Кауфман не спросил, какой именно материал я собираю, только улыбнулся еще шире, чем прежде.
— Вы хотите, чтобы я рассказал вам, как это подается нашими газетами для политически оболваненных читателей? Или как я понимаю обстановку? Иногда, особенно после запрещения профессиональных союзов на фабриках резиновых изделий, мне кажется, что я один из немногих еще зрячих людей в этом городе.
— Расскажите мне, что здесь происходит, как это понимаете вы.
— По существующим законам городом управляет муниципалитет, состоящий из двенадцати членов, ежегодно избираемых гражданами, голосующими в своих избирательных округах. Мэр, избирающийся на тот же срок, является главой исполнительной власти и руководит проведением в жизнь всех постановлений и решений муниципалитета.
— А кто руководит полицией?
— Коллегия, членом которой мэр состоит по должности. Остальные члены коллегии назначаются муниципалитетом, но при этом может сменяться только один из них и никогда два, а тем более три одновременно. Во всяком случае, так определено положением о правах и обязанностях муниципалитета.
— Так определено, а как выполняется? Кто в действительности правит городом?
— Алонзо Сэнфорд единоличный владыка города, но он ловко обделывает свои дела, ни к чему не придерешься. В течение многих лет Сэнфорд был партнером некоего Д. Д. Вэзера, который владел монопольным правом установки и эксплуатации игральных автоматов и со временем превратился в самого настоящего политического босса. Вэзер вовремя совал деньги тому, кому нужно, и полностью прибрал к рукам муниципалитет и полицейскую коллегию. Одновременно он усиленно старался завоевать популярность: организовал политические пикники, иногда выручал бедняков из неприятностей, кое-кому устраивал бесплатное лечение или нищенское пособие по безработице, делал небольшие взносы в фонд благотворительных учреждений, разумеется, сопровождая все это большой шумихой. С помощью этих трюков ему удалось добиться такого положения, что большинство избирателей голосовало только в соответствии с его указаниями. Сам он никаких выборных или иных должностей никогда не занимал, но в течение последних пятнадцати лет ни один мэр или член муниципалитета не мог надеяться быть избранным, если Д. Д. Вэзер предварительно не одобрит его кандидатуру.
— Ну, а при чем же здесь Алонзо Сэнфорд?
— Вэзер ни за что не смог бы безнаказанно действовать в нашем городе и покупать оптом и в розницу городские власти, если бы ему никто не помогал. Богатая верхушка города быстро спровадила бы его отсюда. Протекция же Сэнфорда обеспечивала ему поддержку со стороны этой группы.

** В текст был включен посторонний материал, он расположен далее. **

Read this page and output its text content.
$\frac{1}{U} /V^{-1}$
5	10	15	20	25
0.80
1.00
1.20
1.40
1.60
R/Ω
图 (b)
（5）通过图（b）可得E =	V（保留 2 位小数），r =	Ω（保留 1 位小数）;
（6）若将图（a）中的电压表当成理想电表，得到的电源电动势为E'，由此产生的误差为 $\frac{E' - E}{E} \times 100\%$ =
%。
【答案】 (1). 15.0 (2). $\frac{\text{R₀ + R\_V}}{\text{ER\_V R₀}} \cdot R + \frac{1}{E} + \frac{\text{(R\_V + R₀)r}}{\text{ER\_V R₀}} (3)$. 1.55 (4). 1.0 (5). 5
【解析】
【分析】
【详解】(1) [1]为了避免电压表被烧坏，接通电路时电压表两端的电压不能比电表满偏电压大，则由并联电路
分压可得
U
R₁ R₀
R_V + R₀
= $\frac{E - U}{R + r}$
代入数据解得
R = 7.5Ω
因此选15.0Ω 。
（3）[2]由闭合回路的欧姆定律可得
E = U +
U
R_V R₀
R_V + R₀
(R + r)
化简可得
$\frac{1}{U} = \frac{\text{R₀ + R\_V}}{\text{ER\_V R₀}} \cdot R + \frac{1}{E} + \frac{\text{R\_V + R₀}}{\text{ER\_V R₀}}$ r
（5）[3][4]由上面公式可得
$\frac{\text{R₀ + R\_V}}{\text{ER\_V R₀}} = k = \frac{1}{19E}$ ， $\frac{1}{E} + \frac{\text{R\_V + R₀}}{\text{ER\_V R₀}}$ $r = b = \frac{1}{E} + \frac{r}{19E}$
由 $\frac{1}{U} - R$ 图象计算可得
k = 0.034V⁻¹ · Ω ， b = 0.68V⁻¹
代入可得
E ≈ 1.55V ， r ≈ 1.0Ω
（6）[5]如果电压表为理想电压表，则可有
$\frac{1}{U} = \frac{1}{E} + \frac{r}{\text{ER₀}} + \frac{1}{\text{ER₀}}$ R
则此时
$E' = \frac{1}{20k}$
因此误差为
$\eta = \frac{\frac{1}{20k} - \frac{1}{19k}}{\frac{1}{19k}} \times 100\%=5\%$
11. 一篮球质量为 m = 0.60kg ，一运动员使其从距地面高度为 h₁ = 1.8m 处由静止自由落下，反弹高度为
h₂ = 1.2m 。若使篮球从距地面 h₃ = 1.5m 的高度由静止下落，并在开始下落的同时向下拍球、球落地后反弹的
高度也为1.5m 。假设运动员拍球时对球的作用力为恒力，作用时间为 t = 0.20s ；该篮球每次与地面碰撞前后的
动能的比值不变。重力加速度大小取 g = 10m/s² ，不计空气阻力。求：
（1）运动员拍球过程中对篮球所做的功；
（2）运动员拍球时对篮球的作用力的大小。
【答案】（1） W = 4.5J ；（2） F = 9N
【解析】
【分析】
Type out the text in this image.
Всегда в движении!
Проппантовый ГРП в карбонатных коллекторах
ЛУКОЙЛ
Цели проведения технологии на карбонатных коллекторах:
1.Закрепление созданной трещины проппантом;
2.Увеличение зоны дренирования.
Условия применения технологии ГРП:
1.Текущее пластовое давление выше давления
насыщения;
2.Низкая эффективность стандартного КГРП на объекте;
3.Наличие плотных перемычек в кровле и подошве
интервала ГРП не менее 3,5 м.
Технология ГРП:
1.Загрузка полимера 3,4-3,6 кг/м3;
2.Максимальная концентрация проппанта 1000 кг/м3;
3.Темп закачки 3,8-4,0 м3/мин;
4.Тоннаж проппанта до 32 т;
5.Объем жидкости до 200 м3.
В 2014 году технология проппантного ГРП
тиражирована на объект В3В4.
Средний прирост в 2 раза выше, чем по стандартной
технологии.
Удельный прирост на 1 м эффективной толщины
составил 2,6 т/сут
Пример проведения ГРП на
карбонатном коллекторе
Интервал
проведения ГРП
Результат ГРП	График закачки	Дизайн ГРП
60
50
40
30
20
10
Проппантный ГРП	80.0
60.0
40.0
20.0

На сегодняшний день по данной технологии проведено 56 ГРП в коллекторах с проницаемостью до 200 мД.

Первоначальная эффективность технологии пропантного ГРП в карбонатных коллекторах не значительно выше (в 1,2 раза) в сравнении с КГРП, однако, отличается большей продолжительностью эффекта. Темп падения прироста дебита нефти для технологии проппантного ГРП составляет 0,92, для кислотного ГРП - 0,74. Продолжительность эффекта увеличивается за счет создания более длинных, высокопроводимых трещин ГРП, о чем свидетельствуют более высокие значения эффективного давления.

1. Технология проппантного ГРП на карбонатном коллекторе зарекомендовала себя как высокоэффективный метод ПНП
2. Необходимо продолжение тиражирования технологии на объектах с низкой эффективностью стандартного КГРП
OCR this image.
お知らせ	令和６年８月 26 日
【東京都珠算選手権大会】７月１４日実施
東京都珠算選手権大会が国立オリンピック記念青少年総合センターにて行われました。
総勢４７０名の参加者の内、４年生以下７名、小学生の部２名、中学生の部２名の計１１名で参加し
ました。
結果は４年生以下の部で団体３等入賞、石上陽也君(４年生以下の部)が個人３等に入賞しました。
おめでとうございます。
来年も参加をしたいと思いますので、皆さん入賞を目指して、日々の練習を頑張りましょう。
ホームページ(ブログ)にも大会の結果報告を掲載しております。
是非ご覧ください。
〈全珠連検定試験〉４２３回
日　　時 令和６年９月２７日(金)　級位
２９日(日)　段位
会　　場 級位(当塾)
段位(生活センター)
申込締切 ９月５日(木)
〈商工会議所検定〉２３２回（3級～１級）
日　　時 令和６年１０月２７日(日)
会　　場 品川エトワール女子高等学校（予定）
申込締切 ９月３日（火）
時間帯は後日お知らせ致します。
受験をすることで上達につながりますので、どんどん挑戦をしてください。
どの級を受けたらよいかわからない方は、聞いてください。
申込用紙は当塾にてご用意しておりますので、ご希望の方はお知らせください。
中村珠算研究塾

— Но я все же не понимаю, какую выгоду имел от этого Сэнфорд?
— Огромную. Финансовые органы, например, облагали налогами его капиталы по самым минимальным ставкам, полиция подавляла любую профсоюзную деятельность на его предприятиях. Действуя через Вэзера, сам Сэнфорд оставался в тени, выдавая себя за весьма почтенного и респектабельного гражданина. До тех пор, пока не ущемлялись интересы Сэнфорда, все происходившее в городе совершенно не трогало его.